In my opinion, if a girl has a male friend, she’s taken. Maybe this kid wants to check out just how she feels about this other guy to see if he has a chance. In that case, kissing is out. I wouldn’t like some strange guy trying to kiss my GF. And you don’t kiss friends. So it shows good restraint and respect for that other guy.

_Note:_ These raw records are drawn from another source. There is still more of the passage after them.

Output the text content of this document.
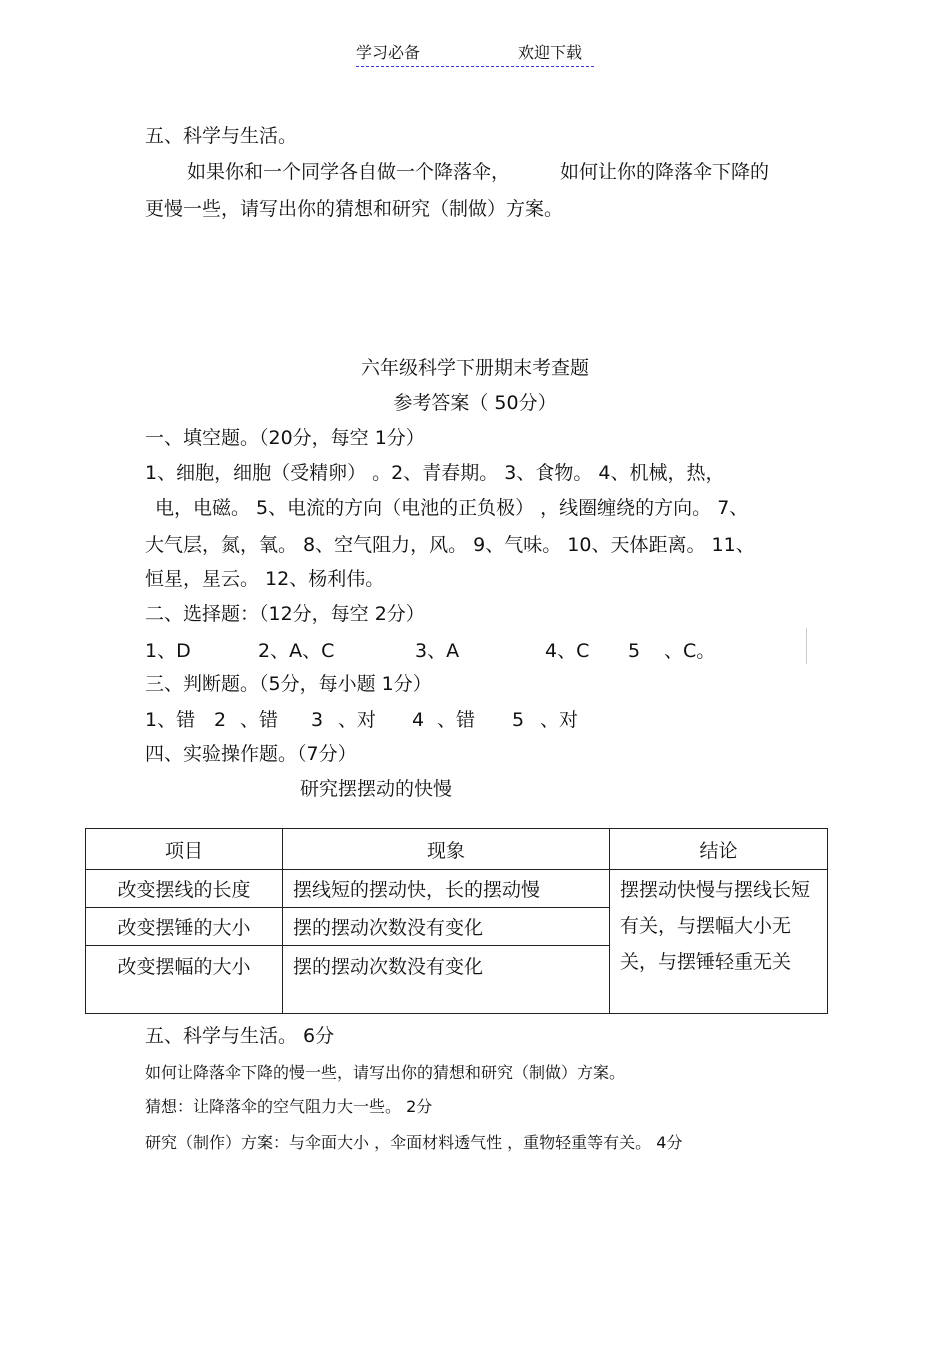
学习必备	欢迎下载
五、科学与生活。
如果你和一个同学各自做一个降落伞，	如何让你的降落伞下降的
更慢一些，请写出你的猜想和研究（制做）方案。
六年级科学下册期末考查题
参考答案（ 50分）
一、填空题。（20分，每空 1分）
1、细胞，细胞（受精卵） 。2、青春期。 3、食物。 4、机械，热，
电，电磁。 5、电流的方向（电池的正负极） ，线圈缠绕的方向。 7、
大气层，氮，氧。 8、空气阻力，风。 9、气味。 10、天体距离。 11、
恒星，星云。 12、杨利伟。
二、选择题：（12分，每空 2分）
1、D	2、A、C	3、A	4、C 5 、C。
三、判断题。（5分，每小题 1分）
1、错 2 、错 3 、对 4 、错 5 、对
四、实验操作题。（7分）
研究摆摆动的快慢
项目	现象	结论
改变摆线的长度	摆线短的摆动快，长的摆动慢	摆摆动快慢与摆线长短有关，与摆幅大小无关，与摆锤轻重无关
改变摆锤的大小	摆的摆动次数没有变化	
改变摆幅的大小	摆的摆动次数没有变化	
五、科学与生活。 6分
如何让降落伞下降的慢一些，请写出你的猜想和研究（制做）方案。
猜想：让降落伞的空气阻力大一些。 2分
研究（制作）方案：与伞面大小 ，伞面材料透气性 ，重物轻重等有关。 4分
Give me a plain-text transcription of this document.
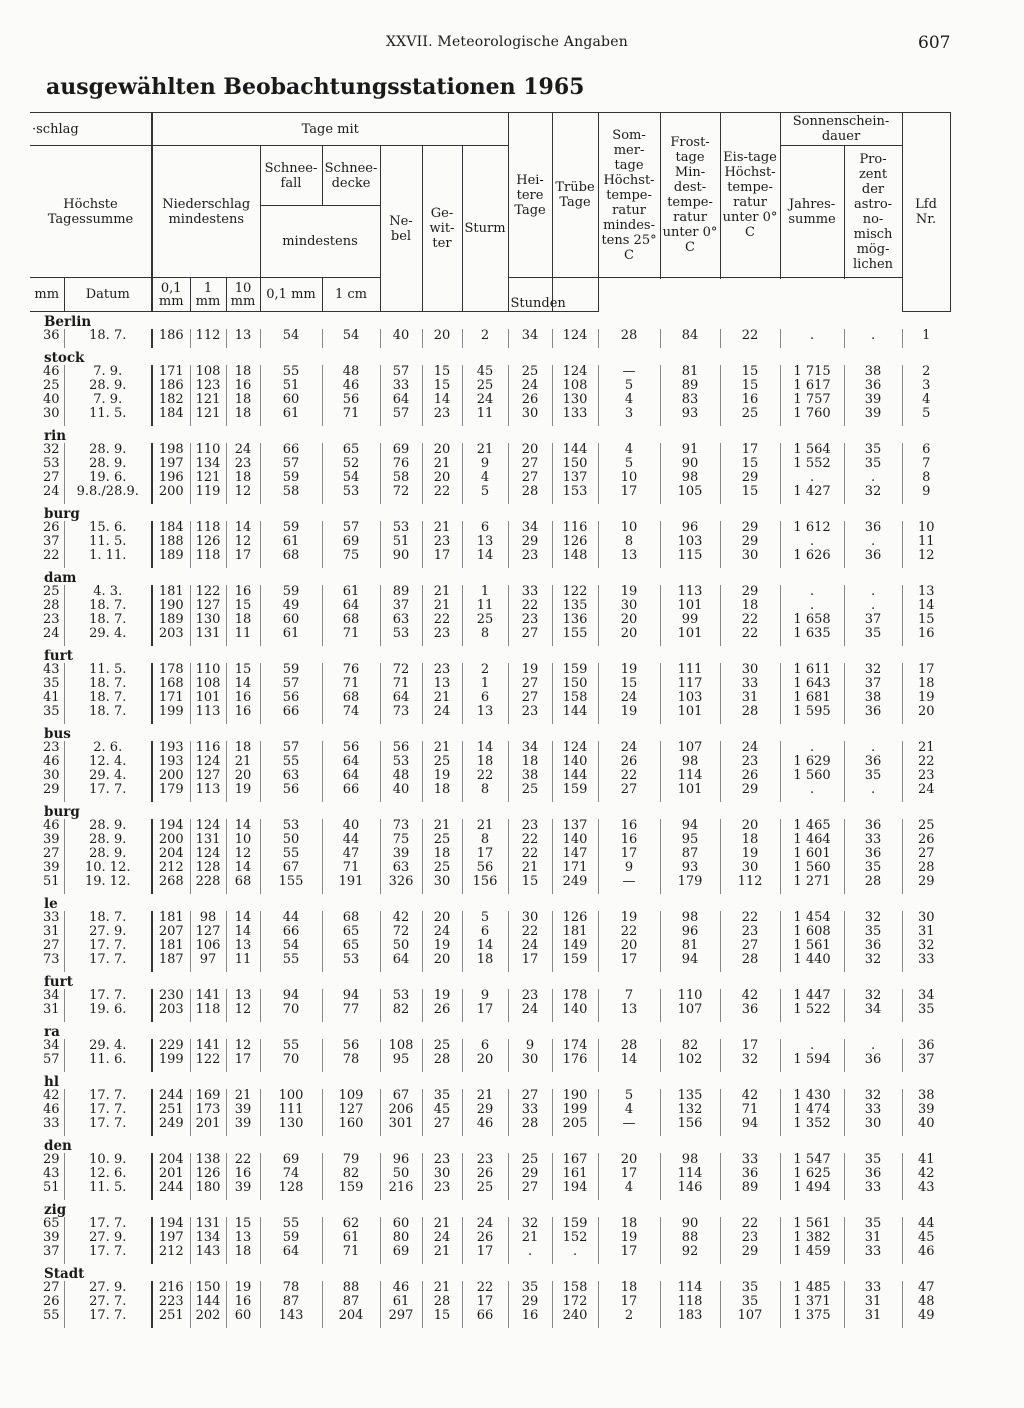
XXVII. Meteorologische Angaben	607
ausgewählten Beobachtungsstationen 1965
·schlag		Tage mit								Hei-tere Tage	Trübe Tage	Som-mer-tage Höchst-tempe-ratur mindes-tens 25° C	Frost-tage Min-dest-tempe-ratur unter 0° C	Eis-tage Höchst-tempe-ratur unter 0° C	Sonnenschein-dauer		Lfd Nr.
Höchste Tagessumme		Niederschlag mindestens			Schnee-fall	Schnee-decke	Ne-bel	Ge-wit-ter	Sturm						Jahres-summe	Pro-zent der astro-no-misch mög-lichen	
					mindestens												

mm	Datum	0,1 mm	1 mm	10 mm	0,1 mm	1 cm				Stunden							
Berlin																	
36	18. 7.	186	112	13	54	54	40	20	2	34	124	28	84	22	.	.	1
stock																	
46	7. 9.	171	108	18	55	48	57	15	45	25	124	—	81	15	1 715	38	2
25	28. 9.	186	123	16	51	46	33	15	25	24	108	5	89	15	1 617	36	3
40	7. 9.	182	121	18	60	56	64	14	24	26	130	4	83	16	1 757	39	4
30	11. 5.	184	121	18	61	71	57	23	11	30	133	3	93	25	1 760	39	5
rin																	
32	28. 9.	198	110	24	66	65	69	20	21	20	144	4	91	17	1 564	35	6
53	28. 9.	197	134	23	57	52	76	21	9	27	150	5	90	15	1 552	35	7
27	19. 6.	196	121	18	59	54	58	20	4	27	137	10	98	29	.	.	8
24	9.8./28.9.	200	119	12	58	53	72	22	5	28	153	17	105	15	1 427	32	9
burg																	
26	15. 6.	184	118	14	59	57	53	21	6	34	116	10	96	29	1 612	36	10
37	11. 5.	188	126	12	61	69	51	23	13	29	126	8	103	29	.	.	11
22	1. 11.	189	118	17	68	75	90	17	14	23	148	13	115	30	1 626	36	12
dam																	
25	4. 3.	181	122	16	59	61	89	21	1	33	122	19	113	29	.	.	13
28	18. 7.	190	127	15	49	64	37	21	11	22	135	30	101	18	.	.	14
23	18. 7.	189	130	18	60	68	63	22	25	23	136	20	99	22	1 658	37	15
24	29. 4.	203	131	11	61	71	53	23	8	27	155	20	101	22	1 635	35	16
furt																	
43	11. 5.	178	110	15	59	76	72	23	2	19	159	19	111	30	1 611	32	17
35	18. 7.	168	108	14	57	71	71	13	1	27	150	15	117	33	1 643	37	18
41	18. 7.	171	101	16	56	68	64	21	6	27	158	24	103	31	1 681	38	19
35	18. 7.	199	113	16	66	74	73	24	13	23	144	19	101	28	1 595	36	20
bus																	
23	2. 6.	193	116	18	57	56	56	21	14	34	124	24	107	24	.	.	21
46	12. 4.	193	124	21	55	64	53	25	18	18	140	26	98	23	1 629	36	22
30	29. 4.	200	127	20	63	64	48	19	22	38	144	22	114	26	1 560	35	23
29	17. 7.	179	113	19	56	66	40	18	8	25	159	27	101	29	.	.	24
burg																	
46	28. 9.	194	124	14	53	40	73	21	21	23	137	16	94	20	1 465	36	25
39	28. 9.	200	131	10	50	44	75	25	8	22	140	16	95	18	1 464	33	26
27	28. 9.	204	124	12	55	47	39	18	17	22	147	17	87	19	1 601	36	27
39	10. 12.	212	128	14	67	71	63	25	56	21	171	9	93	30	1 560	35	28
51	19. 12.	268	228	68	155	191	326	30	156	15	249	—	179	112	1 271	28	29
le																	
33	18. 7.	181	98	14	44	68	42	20	5	30	126	19	98	22	1 454	32	30
31	27. 9.	207	127	14	66	65	72	24	6	22	181	22	96	23	1 608	35	31
27	17. 7.	181	106	13	54	65	50	19	14	24	149	20	81	27	1 561	36	32
73	17. 7.	187	97	11	55	53	64	20	18	17	159	17	94	28	1 440	32	33
furt																	
34	17. 7.	230	141	13	94	94	53	19	9	23	178	7	110	42	1 447	32	34
31	19. 6.	203	118	12	70	77	82	26	17	24	140	13	107	36	1 522	34	35
ra																	
34	29. 4.	229	141	12	55	56	108	25	6	9	174	28	82	17	.	.	36
57	11. 6.	199	122	17	70	78	95	28	20	30	176	14	102	32	1 594	36	37
hl																	
42	17. 7.	244	169	21	100	109	67	35	21	27	190	5	135	42	1 430	32	38
46	17. 7.	251	173	39	111	127	206	45	29	33	199	4	132	71	1 474	33	39
33	17. 7.	249	201	39	130	160	301	27	46	28	205	—	156	94	1 352	30	40
den																	
29	10. 9.	204	138	22	69	79	96	23	23	25	167	20	98	33	1 547	35	41
43	12. 6.	201	126	16	74	82	50	30	26	29	161	17	114	36	1 625	36	42
51	11. 5.	244	180	39	128	159	216	23	25	27	194	4	146	89	1 494	33	43
zig																	
65	17. 7.	194	131	15	55	62	60	21	24	32	159	18	90	22	1 561	35	44
39	27. 9.	197	134	13	59	61	80	24	26	21	152	19	88	23	1 382	31	45
37	17. 7.	212	143	18	64	71	69	21	17	.	.	17	92	29	1 459	33	46
Stadt																	
27	27. 9.	216	150	19	78	88	46	21	22	35	158	18	114	35	1 485	33	47
26	27. 7.	223	144	16	87	87	61	28	17	29	172	17	118	35	1 371	31	48
55	17. 7.	251	202	60	143	204	297	15	66	16	240	2	183	107	1 375	31	49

Unofficial_Member's avatar

Gosh! Stop this useless speculation already. The easiest and safest way for a girl to find out if a man like her is to text him saying “Umm… Just curious… do you find me attractive? So… do you like me? I mean, more than friend, y’know” then you’ll get the result. This is safe because if his answer is “No” then you can still save your pride by saying “Oh I’m just kidding y’know. Lol”. There’s nothing wrong when a girl is the first one to initiate the move and the society don’t see a girl as a coward if she plays with text on failed proposal. As for the kiss issue, not everyone from every culture find it as a must-do after a date, this also goes for every individuals who don’t like/aren’t used to kissing.

Lina444's avatar

I guess, he likes her, but he doesn’t want to hurry. In my opinion, it’s better to wait. By the way, I think that the first step should be taken by a man, so I wouldn’t write him anything.

KNOWITALL's avatar

As a strong, emotionally distant female myself, we have a tendency to treat new males as friends & not show interest. My guess is he is insecure & she didnt give him the normal flirty girl signs so he’s hesitant to show his interest. It’s always been way easier for me to have male friends than a ‘boyfriend’. The next step to see if I’m right is to show the man a little attention, like invite him to lunch or an evening out with friends, just to take the pressure off & see how he is in public with people. It takes a strong man to get past an emotionally distant womans shields, trust me.

NomoreY_A's avatar

@knowitall. Just try to avoid ego trippers and you should be fine. The ” I’m Gods gift to the female gender” type of guy. And there’s a lot of them out there.

KNOWITALL's avatar

@NoMore I’m married now & really only had long term relationships. For a serious person like me, dating is a nightmare. And actually the bolder type of guys are the ones I was attracted to, to balance my serious demeanor, they made me laugh & get out of my shell…ironic.

Kraigmo's avatar

You take is totally correct. Both your takes. Of course he wants sex, but that doesn’t mean he’s the voracious type that has to have.
I think he’s being respectful and taking it slow.
I personally always wait till I know 100% before kissing. I mistakenly kissed too early once, and I decided I’m never gonna subject myself or another to that ever again. That means I miss opportunities. But so what, it’s worth it for the peace of mind.